3. The method according to claim 2, wherein if the positive integer value is a positive integer greater than 1, generating the sample mapping template corresponding to the positive integer value by the size information of the mapping template region and the distribution of the target elements of the positive integer value in the mapping template region includes:

4. The method according to claim 1, wherein the querying, in the mapping template set, the target mapping template corresponding to the target area according to the number and distribution of the target elements in the target area includes:

Searching a pending mapping template in the mapping template set; the number of the target elements in the undetermined mapping template is the same as that of the target elements in the target area;

determining a region characteristic value of the target region according to the number and distribution conditions of target elements in the target region; the region characteristic value comprises a row characteristic value and a column characteristic value;

Determining the regional characteristic value of any pending mapping template according to the number and distribution condition of target elements in the pending mapping template;

And selecting a region characteristic value with the similarity reaching the similarity threshold value from the region characteristic values of the to-be-determined mapping templates, and taking the to-be-determined mapping template corresponding to the region characteristic value as a target mapping template.
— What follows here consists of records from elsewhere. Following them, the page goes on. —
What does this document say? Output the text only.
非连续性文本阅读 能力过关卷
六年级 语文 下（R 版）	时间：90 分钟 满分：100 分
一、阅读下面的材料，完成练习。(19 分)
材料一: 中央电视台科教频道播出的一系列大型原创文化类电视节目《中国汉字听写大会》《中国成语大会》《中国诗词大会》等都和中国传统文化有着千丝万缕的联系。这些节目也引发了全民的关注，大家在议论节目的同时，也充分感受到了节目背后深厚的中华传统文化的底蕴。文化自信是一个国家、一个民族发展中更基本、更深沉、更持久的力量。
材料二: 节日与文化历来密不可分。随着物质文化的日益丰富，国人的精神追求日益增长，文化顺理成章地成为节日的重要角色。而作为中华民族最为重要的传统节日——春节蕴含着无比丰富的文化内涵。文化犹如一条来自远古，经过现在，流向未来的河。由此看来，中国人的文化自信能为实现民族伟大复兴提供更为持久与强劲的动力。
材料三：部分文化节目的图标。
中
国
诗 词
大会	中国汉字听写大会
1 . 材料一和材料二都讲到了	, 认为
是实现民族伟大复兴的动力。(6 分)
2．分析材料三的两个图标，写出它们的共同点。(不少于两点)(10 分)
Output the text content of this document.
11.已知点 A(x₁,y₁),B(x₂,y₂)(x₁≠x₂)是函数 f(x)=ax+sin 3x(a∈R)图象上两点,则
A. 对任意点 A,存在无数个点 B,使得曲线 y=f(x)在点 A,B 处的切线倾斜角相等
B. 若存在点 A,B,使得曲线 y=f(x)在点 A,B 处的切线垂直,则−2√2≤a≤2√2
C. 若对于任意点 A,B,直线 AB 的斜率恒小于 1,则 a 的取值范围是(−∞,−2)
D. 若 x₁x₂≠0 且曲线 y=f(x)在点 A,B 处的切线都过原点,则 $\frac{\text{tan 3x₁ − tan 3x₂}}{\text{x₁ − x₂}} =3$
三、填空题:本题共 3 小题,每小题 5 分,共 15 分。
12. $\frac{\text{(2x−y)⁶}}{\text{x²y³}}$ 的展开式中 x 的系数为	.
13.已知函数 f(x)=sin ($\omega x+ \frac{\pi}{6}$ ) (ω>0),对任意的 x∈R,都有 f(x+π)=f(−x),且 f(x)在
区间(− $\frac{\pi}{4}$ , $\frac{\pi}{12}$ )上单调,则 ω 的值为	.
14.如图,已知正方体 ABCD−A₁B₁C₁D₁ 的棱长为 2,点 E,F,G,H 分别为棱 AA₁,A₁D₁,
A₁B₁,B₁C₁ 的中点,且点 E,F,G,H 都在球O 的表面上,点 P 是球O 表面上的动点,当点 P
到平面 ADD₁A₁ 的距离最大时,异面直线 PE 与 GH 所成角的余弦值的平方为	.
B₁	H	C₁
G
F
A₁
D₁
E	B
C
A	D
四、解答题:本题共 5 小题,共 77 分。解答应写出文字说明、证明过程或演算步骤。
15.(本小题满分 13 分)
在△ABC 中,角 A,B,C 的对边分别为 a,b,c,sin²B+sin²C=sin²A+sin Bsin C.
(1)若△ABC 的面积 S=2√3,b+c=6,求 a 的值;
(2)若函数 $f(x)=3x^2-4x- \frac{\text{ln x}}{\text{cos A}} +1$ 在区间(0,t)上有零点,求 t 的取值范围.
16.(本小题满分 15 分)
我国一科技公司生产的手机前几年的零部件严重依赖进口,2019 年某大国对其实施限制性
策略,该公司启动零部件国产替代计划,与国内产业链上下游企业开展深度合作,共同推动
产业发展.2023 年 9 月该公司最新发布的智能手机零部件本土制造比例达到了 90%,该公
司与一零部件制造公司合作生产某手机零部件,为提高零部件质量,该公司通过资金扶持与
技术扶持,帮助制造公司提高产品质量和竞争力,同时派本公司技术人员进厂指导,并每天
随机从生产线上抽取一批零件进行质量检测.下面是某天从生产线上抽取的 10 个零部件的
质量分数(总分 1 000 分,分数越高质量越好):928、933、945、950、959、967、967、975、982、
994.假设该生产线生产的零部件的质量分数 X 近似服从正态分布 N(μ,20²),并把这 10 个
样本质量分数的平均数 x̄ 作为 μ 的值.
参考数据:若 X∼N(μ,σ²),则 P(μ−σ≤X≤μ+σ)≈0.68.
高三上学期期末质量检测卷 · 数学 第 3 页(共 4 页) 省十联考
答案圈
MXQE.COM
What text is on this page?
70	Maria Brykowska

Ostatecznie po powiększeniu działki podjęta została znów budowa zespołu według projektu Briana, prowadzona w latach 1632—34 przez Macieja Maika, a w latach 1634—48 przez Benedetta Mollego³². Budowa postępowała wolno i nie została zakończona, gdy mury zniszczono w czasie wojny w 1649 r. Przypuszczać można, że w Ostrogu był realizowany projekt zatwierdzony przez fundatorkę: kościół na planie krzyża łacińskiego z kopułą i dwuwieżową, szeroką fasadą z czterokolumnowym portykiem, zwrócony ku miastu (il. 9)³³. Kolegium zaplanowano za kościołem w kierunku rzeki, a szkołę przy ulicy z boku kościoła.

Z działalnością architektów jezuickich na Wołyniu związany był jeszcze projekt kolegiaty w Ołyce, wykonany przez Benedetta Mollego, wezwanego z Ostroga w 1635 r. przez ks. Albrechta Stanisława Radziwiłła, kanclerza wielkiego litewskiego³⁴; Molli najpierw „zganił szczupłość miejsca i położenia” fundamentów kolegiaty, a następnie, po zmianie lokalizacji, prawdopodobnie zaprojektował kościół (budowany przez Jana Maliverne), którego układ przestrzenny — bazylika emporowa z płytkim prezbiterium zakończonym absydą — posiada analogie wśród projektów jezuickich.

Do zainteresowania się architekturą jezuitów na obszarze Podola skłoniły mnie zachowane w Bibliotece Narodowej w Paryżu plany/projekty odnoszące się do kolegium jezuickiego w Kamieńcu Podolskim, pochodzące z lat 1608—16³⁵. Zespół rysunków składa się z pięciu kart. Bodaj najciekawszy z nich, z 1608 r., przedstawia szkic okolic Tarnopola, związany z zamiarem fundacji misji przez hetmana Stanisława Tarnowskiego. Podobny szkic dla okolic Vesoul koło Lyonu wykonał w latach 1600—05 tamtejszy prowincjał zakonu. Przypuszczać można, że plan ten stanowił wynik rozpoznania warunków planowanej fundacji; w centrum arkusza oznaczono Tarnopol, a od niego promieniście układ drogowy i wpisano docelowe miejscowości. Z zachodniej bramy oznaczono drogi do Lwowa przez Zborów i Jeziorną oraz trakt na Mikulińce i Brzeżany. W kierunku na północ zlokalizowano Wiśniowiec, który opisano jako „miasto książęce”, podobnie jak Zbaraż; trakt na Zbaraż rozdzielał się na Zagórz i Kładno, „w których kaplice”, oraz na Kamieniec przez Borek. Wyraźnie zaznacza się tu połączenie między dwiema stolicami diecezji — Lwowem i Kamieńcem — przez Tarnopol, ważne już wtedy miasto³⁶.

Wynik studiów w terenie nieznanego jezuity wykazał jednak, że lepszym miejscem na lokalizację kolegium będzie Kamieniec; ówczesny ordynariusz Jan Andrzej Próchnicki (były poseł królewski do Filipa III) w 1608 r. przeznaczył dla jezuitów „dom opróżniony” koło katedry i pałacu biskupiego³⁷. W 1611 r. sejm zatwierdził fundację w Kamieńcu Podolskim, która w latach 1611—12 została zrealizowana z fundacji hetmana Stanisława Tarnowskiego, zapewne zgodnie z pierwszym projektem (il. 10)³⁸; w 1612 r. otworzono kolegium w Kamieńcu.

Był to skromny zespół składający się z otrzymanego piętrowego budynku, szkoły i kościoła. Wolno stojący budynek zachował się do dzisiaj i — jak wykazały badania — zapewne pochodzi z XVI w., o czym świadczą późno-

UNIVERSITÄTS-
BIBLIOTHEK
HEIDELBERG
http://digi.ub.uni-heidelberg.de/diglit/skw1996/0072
5. The method of claim 1, wherein the compressing the target area according to the target mapping template comprises:

acquiring a compression request;

And if the compression request represents lossless compression and the size information of the target area is smaller than a size threshold, compressing the target area by adopting a lossless compression algorithm.

6. The method of claim 1, wherein the compressing the target area according to the target mapping template comprises:

acquiring a compression request;

If the compression request is index compression, searching a corresponding target index value of the target mapping template in an index table;

And taking the target index value as a compressed target area to realize compression processing of the target area.

7. An image compression apparatus, comprising:

the effective value determining module is used for taking an element with an element value of 1 in any target area as a target element in the target area;

8. A computer device comprising a memory and a processor, the memory storing a computer program, characterized in that the processor implements the steps of the method of any of claims 1 to 6 when the computer program is executed.

9. A computer readable storage medium, on which a computer program is stored, characterized in that the computer program, when being executed by a processor, implements the steps of the method of any of claims 1 to 6.

10. A computer program product comprising a computer program, characterized in that the computer program, when being executed by a processor, implements the steps of the method of any of claims 1 to 6.